You could try to make her read Richard Dawkins‘s Unweaving the Rainbow, in which he argues that understanding something scientifically needn’t dispel your wonder for it.
You could try to make her read Sam Harris‘s various writings (currently only in individual articles or chapters, but due to be published in 2014 inĀ Waking Up: A Guide to Spirituality Without Religion) about how it’s possible, valid and important for atheists to have spiritual experiences too.
You could try to make her read reams of neuroscience textbooks and papers explaining the neural and biochemical mechanics of transcendental and religious experiences.
But none of that’s going to get you anywhere while she’s still happy having all of those experiences with her family and friends in church, and ignoring all of the science which contradicts the associated dogma.
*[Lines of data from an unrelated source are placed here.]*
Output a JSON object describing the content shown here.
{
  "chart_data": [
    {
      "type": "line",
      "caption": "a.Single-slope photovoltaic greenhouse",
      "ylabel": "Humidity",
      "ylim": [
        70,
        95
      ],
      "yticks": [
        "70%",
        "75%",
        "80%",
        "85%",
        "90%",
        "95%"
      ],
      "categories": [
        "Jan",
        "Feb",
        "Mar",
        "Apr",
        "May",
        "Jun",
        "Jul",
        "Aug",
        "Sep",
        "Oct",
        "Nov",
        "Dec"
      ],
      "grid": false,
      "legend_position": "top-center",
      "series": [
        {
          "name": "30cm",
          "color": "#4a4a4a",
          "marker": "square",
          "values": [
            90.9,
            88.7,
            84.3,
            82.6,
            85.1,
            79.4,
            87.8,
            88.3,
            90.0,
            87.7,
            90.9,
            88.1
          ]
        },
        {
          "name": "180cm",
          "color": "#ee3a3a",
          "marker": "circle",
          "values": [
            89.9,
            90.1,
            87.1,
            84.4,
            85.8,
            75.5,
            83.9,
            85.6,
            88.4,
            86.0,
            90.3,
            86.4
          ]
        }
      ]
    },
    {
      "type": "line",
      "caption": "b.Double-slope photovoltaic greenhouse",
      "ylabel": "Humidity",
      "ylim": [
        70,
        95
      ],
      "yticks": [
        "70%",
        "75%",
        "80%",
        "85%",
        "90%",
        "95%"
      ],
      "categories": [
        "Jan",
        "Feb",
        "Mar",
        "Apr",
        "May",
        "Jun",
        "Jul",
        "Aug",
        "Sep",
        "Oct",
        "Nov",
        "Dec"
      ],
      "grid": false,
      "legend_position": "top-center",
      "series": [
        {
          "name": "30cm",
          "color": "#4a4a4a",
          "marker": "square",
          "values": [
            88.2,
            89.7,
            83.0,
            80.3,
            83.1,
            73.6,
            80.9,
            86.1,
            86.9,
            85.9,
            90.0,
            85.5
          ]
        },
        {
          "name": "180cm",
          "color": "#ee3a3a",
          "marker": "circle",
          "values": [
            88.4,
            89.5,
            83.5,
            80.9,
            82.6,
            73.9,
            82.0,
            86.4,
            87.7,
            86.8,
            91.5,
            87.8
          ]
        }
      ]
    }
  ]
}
The bottom line is, secularism and science have already won the battle in the arena of facts and theory, but they’re still being outflanked by religion in its ability to put on a good show. Religion is extremely adept (since it has thousands of years of experience) at inducing people into having awe-inspiring, group-ecstatic transcendental experiences, precisely when and where it wants them to, so that it can feed them messages about god at the same time.
If you want to persuade 5 to accept a scientific view of the world, you’re going to have to do a lot better than simply explaining the mechanics of a sunset. Perhaps the Sunday Assembly is a start.